On clinical examination, the patient is hypertensive (BP = 160/102 mmHg), and a prominent presystolic S4 is heard at the left ventricular apex. The examination is otherwise unremarkable. The chest X-ray is reported as normal. The electrocardiogram (ECG) reveals normal sinus rhythm with voltage criteria for left ventricular hypertrophy. He is referred gpt a noninvasive cardiac evaluation, including the treadmill exercise test (ETT) and a transthoracic echocardiogram. On the ETT, he reaches a peak heart rate of 70 beat/min during the exercise and has to terminate the test because of severe dyspnea at a workload of 7 METS (METS are metabolic equivalents, a measure of energy consumption, a value of 7 METS is below normal for the patient’s age). His blood pressure at peak exercise is 240/120 mmHg. There is no evidence of myocardial ischemia by ECG criteria. The two-dimensional echocardiogram reveals concentric pattern left ventricular hypertrophy. An enlarged left atrium, and a normal aortic and mitral valve. Global and regional left ventricular systolic function are normal. Left ventricular diastolic filing is abnormal, with a reduced rate of early rapid filling and a significant increase in the extent of filling during atrial systole.
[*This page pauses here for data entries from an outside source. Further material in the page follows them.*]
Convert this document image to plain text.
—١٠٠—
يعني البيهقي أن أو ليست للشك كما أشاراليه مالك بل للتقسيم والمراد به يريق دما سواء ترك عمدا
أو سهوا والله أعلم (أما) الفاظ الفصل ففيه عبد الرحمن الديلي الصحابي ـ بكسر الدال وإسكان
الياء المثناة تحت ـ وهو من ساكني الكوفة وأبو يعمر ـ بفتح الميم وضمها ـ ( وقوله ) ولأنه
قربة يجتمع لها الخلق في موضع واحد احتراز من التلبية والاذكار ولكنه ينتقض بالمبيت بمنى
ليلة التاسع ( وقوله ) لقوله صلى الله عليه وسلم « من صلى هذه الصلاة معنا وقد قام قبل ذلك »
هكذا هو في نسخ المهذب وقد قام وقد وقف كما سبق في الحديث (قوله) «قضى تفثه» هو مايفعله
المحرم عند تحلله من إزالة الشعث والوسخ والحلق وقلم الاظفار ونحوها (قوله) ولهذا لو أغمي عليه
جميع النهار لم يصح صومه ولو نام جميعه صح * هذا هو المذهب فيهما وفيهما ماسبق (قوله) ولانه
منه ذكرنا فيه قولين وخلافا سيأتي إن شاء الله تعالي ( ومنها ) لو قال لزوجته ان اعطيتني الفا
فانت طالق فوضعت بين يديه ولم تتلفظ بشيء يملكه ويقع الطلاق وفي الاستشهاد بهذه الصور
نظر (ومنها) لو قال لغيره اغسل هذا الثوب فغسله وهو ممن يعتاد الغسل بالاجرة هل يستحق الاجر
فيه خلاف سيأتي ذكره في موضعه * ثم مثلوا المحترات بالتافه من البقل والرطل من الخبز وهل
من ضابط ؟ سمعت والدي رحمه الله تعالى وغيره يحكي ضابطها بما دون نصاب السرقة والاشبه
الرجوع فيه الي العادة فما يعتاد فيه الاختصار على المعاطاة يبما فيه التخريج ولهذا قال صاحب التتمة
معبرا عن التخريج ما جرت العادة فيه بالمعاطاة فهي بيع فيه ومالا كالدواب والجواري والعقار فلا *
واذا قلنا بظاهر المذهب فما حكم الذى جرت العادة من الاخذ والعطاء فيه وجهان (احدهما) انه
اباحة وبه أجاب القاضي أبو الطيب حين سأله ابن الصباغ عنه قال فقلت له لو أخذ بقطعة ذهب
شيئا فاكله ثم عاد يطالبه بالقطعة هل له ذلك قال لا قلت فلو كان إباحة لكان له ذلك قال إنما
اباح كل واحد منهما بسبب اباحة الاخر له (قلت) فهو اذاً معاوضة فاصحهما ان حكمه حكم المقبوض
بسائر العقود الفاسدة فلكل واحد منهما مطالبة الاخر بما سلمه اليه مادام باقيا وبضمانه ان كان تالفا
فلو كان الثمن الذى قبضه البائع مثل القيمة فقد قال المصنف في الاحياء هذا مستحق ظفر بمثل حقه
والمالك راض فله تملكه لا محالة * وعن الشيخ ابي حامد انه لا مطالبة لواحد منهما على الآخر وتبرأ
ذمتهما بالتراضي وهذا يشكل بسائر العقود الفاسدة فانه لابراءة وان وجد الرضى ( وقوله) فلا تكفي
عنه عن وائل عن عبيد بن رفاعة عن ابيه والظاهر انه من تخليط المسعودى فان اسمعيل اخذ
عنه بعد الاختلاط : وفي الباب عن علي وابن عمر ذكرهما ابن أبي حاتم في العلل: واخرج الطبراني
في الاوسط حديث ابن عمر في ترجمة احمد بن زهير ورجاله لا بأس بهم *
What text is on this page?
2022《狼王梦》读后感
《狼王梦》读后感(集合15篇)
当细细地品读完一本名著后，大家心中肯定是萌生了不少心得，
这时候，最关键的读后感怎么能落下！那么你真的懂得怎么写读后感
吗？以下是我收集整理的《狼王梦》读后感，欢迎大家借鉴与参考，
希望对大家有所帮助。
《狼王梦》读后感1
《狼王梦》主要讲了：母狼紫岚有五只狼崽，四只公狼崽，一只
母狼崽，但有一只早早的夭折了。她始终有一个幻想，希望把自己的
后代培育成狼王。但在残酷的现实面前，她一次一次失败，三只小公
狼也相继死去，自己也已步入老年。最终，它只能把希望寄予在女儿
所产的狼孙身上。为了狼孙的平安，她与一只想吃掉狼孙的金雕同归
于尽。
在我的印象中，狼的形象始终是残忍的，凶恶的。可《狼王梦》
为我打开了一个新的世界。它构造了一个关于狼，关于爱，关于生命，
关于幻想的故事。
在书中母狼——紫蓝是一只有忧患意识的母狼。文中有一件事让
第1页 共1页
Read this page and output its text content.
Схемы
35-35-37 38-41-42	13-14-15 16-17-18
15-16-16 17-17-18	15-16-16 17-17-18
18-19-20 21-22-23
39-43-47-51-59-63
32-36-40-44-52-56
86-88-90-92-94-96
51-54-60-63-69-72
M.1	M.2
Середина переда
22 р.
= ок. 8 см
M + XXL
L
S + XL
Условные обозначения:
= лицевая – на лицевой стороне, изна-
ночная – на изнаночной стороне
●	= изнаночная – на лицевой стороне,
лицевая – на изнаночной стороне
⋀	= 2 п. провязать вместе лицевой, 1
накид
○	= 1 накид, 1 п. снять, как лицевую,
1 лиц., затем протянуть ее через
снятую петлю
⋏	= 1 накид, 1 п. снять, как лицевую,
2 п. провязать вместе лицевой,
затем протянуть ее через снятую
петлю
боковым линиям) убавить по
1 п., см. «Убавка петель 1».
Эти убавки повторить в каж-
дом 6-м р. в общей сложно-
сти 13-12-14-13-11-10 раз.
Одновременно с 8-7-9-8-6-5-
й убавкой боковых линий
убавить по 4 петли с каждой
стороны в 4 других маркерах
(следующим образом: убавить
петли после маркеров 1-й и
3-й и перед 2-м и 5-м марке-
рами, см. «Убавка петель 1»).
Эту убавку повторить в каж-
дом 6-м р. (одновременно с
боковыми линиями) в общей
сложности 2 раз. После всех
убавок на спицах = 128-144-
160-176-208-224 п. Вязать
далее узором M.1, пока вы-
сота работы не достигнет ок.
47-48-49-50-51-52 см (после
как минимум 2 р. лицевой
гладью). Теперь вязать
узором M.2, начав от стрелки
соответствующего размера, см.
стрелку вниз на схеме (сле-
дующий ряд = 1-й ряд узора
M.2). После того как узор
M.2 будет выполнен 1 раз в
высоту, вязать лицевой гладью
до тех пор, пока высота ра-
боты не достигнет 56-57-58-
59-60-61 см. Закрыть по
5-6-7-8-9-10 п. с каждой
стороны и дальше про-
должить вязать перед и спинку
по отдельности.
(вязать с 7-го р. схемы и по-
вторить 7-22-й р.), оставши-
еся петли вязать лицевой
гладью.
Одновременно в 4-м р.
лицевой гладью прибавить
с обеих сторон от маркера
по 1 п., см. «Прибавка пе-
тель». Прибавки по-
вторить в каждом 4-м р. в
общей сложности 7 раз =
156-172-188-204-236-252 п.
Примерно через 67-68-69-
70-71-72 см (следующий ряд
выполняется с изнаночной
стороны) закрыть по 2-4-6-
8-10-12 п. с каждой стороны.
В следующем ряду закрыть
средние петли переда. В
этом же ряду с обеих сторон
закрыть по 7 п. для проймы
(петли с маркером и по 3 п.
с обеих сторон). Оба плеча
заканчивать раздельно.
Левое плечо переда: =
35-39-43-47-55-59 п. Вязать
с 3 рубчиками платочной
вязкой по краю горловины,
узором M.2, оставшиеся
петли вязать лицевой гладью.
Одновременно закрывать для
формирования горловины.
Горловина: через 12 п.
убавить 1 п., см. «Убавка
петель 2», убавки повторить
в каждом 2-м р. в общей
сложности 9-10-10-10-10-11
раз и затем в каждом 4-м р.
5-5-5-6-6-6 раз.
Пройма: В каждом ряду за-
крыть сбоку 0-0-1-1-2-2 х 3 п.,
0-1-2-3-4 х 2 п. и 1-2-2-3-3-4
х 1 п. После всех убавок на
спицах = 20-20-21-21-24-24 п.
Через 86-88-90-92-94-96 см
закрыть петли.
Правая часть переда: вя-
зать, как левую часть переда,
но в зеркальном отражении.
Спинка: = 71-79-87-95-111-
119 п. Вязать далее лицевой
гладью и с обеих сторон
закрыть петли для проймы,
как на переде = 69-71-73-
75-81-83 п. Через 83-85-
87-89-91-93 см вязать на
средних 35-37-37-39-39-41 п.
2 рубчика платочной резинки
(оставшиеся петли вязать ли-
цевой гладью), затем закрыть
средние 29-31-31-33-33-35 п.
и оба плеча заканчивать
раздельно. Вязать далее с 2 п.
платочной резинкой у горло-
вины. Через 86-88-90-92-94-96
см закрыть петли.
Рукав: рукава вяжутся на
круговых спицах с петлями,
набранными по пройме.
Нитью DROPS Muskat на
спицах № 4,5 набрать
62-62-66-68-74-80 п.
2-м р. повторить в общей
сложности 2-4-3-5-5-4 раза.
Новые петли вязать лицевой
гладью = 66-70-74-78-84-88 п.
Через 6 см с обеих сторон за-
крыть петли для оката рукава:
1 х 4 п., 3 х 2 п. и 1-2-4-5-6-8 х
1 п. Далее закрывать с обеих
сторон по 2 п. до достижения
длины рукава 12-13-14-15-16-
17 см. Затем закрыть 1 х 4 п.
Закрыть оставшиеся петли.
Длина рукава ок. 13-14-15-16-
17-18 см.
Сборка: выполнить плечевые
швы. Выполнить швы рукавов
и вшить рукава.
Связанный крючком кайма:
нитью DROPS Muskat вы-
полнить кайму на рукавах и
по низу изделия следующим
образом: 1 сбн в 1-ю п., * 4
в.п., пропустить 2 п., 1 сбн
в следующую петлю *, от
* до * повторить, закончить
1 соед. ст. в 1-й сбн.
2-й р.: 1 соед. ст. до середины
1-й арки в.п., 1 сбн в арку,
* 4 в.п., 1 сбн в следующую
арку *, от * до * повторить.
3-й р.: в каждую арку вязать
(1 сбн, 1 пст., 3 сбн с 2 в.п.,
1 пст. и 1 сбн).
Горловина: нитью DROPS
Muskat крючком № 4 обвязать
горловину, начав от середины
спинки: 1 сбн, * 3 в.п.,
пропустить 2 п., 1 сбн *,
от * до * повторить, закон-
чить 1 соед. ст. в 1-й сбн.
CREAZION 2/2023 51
What are the current recommendations for initiation of antihypertensive drug therapy, and what are the therapeutic goals?
Thiazide diuretics have been used for many years as first line therapy in patients with hypertension. What specific clinical circumstances might favor use of another agent, such as an angiotensin converting enzyme inhibitor?
Given the severity of the hypertension in this case, the patient will likely require at least two drugs to achieve adequate control of the blood pressure. When is multidrug therapy required?